Is the revenue elsewhere really decreasing more? Seems like tech spending is increasing so much that I find that implausible.

There is net general increase, even as older product lines give way to the same function for less revenue. Both properties are inherent to the ATOM. More bang for the buck, but still converging to ever-higher percentages of GDP.

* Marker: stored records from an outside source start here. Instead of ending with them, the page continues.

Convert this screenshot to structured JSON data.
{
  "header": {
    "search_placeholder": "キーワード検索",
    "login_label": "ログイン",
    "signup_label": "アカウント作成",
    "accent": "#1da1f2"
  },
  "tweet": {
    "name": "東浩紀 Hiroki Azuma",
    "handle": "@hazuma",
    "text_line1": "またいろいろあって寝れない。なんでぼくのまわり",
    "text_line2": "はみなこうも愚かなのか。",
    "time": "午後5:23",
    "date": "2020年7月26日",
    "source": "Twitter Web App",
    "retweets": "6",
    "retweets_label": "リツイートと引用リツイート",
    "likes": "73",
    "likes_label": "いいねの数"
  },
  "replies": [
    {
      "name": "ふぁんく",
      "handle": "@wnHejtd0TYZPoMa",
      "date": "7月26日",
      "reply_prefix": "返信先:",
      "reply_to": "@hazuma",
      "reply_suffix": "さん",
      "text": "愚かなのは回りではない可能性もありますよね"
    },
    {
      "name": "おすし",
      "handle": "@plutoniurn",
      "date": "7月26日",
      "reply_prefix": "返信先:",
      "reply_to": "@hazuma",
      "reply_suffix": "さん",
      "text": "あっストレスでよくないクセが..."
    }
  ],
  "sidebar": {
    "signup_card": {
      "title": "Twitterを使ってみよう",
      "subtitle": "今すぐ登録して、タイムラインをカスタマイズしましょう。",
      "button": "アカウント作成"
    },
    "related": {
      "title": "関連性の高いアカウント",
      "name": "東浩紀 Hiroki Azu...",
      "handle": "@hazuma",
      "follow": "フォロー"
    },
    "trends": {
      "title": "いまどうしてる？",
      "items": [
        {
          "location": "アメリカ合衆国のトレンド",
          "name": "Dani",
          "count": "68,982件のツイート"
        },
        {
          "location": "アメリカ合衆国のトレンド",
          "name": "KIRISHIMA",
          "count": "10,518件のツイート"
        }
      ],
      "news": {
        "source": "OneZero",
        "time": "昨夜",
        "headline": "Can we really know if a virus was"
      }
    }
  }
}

That video was utterly fascinating.

When a perfect face is completely commoditized in photo and video, things could get interesting.

fatcat


Hi Geoman, Kartik,
this technique will definitely be useful but more for stunts and doubles or to replace a sick/deceased actor, or to enhance and beautify aging faces. One major immediate use would be for propaganda and fake news. In fact, with enough processing power and image recognition, one can replace any face in most of the videos. Could be useful also for historical and real persons, though the real people are ugly , so no market incentive. ...
But there will be no major reduction in movie budgets. Look at the cartoons, which still can extremely costly. An episode of futurama is estimated about 1M comparable to The Big Bang theory which started at 1M and ended at 9. What Hollywood delivers is eye candy with more or less predictable clichés. I guess bollywood is similar but specialises for a different market and population. That specialisation in a way limits the expansion to different markets.

Kartik Gada

The real threshold for AWS is when it becomes a viable consumer option. It would be great to pay just $10/month and have an ultra-thin hardware client, yet always have robust security, processing, memory, and storage on demand, and not have to worry about upgrades very often.

It would work well for a family of 4 for sure.

fatcat

Well, the level has to be defined not only on price but also on level of delivered features.

Kartik Gada

Well, the level has to be defined not only on price but also on level of delivered features.

Well, that goes without saying.

But we are long past the time where basic consumer computing/storage should be a utility. Among other things, viruses would be a lot fewer, and software makers would not have to deal with piracy.

Most importantly, the upgrade paradox will be mitigated. Hardware theft (which is still a problem in poorer countries) can be greatly reduced.
Laptops become more commoditized and lower cost.

The comments to this entry are closed.